Flash flood and mudslides triggered by days of torrential downpours tore through mountainside villages in Indonesia’s easternmost province, killing at least 50 people and wounding 59 others.
The disaster in Papua province’s Jayapura district submerged hundreds of houses in neck-high water and mud, National Disaster Mitigation Agency spokesperson Sutopo Purwo Nugroho said on Sunday.
The floods and slides also destroyed roads and bridges, hampering rescue efforts.
Nugroho said 50 bodies had been pulled from the mud and wreckage of crumpled homes by Sunday, and another 59 people were hospitalised, many with broken bones and head wounds. He said the number of dead and injured is likely to increase since many affected areas have not been reached.
The dead included three children who drowned after the floods began late on Saturday.

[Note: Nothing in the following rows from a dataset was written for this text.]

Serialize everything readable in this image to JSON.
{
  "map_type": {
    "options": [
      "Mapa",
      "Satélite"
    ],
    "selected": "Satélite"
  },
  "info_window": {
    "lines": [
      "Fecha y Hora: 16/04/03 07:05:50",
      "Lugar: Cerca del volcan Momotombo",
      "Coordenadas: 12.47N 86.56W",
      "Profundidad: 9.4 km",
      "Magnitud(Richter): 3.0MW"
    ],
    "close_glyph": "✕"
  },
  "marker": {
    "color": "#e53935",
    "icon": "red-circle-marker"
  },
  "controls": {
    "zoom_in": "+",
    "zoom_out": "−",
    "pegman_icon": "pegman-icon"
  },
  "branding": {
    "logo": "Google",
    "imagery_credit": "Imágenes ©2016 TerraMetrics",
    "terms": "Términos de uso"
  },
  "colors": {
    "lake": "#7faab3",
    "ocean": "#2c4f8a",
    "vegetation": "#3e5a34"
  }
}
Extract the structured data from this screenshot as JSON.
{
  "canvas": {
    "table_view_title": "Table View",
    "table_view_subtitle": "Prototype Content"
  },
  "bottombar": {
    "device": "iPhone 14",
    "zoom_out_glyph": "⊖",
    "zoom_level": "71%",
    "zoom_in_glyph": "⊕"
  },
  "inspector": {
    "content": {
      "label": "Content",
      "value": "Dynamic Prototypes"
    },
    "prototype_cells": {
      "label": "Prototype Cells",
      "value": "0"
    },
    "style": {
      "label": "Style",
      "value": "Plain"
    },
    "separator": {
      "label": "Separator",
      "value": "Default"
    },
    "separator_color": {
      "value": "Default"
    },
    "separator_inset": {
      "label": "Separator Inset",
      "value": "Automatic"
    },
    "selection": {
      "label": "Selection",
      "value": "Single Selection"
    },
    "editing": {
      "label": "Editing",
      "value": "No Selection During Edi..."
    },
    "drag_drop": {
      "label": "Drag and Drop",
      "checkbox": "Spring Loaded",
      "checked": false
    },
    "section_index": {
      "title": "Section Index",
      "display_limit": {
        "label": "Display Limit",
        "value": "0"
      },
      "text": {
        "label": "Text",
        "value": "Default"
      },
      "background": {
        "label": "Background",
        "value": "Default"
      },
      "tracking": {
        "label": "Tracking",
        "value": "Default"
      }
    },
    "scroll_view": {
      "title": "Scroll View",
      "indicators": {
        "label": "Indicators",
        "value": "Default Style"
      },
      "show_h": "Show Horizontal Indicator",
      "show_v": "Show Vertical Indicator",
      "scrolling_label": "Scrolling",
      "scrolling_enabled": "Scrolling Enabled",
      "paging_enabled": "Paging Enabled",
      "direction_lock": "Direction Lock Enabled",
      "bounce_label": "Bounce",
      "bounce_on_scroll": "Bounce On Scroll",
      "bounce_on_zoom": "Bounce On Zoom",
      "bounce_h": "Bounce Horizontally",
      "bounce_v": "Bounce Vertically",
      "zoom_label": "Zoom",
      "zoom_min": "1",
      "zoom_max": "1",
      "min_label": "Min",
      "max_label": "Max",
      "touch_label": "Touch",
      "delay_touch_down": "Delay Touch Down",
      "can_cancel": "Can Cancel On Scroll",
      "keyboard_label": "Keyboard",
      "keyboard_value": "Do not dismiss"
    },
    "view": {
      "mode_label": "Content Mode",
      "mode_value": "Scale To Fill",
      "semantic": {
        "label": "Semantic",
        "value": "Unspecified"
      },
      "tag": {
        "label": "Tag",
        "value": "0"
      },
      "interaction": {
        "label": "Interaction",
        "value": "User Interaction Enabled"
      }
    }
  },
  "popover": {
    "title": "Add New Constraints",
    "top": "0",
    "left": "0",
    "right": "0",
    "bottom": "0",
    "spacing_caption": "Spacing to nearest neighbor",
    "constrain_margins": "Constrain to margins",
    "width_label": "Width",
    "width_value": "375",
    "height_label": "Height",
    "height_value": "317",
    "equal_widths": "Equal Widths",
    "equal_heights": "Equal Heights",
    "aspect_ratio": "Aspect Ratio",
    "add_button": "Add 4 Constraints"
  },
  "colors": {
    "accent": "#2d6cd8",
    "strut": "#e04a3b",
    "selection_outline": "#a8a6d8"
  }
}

“We are overwhelmed by too many injuries,” said Haerul Lee, the head of Jayapura health office, adding that some medical facilities had been hit by power outages. “We can’t handle it alone.”
Sentani subdistrict was the worst hit in the disaster, where a landslide early on Sunday was followed minutes later by a river that burst its banks, sweeping away residents in a fast-moving deluge of water, heavy logs and debris, said the local disaster mitigation agency head Martono.
Papua’s provincial administration has declared a two-week emergency in order to get assistance from the central government.
Papua military spokesperson Colonel Muhammad Aidi said rescuers managed to save two injured infants who had been trapped for more than six hours.
The parents of one of the babies were washed away and died.
Martono said rescuers have been evacuating more than 4,000 to temporary shelters.
Television footage showed hundreds of rescuers and members of the police and military evacuating residents to shelters at a government office. Ambulances and vehicles were seen carrying victims on muddy roads to several clinics and hospitals.
In Doyo, a housing complex was littered with huge rocks believed to have rolled down from a nearby mountain, according to an AFP news agency reporter at the scene.
Video footage showed rescuers administering oxygen to a victim who appeared trapped beneath a fallen tree.
Uprooted trees and other debris were strewn across muddy roads, while at Jayapura’s small airport a propeller plane lay partly crushed on a runway.
“The rain started last night and went on until around 1:00 am this morning,” said Lilis Puji Hastuti, a 29-year-old mother of two young children in Sentani.
“Our house was flooded with thick mud … we immediately grabbed our valuables and ran to a neighbour’s house to seek refuge. It’s hard to get out of the area because many roads are blocked … I’m worried, sad and scared all at one time,” she added.
Papua shares a border with independent Papua New Guinea on an island just north of Australia.
Flooding is common in Indonesia, especially during the rainy season which runs from October to April.
In January, floods and landslides killed at least 70 people on Sulawesi island, while earlier this month hundreds in West Java province were forced to evacuate when torrential rains triggered severe flooding.
The Southeast Asian archipelago of some 17,000 islands is one of the most disaster-prone nations on Earth, straddling the Pacific Ring of Fire, where tectonic plates collide.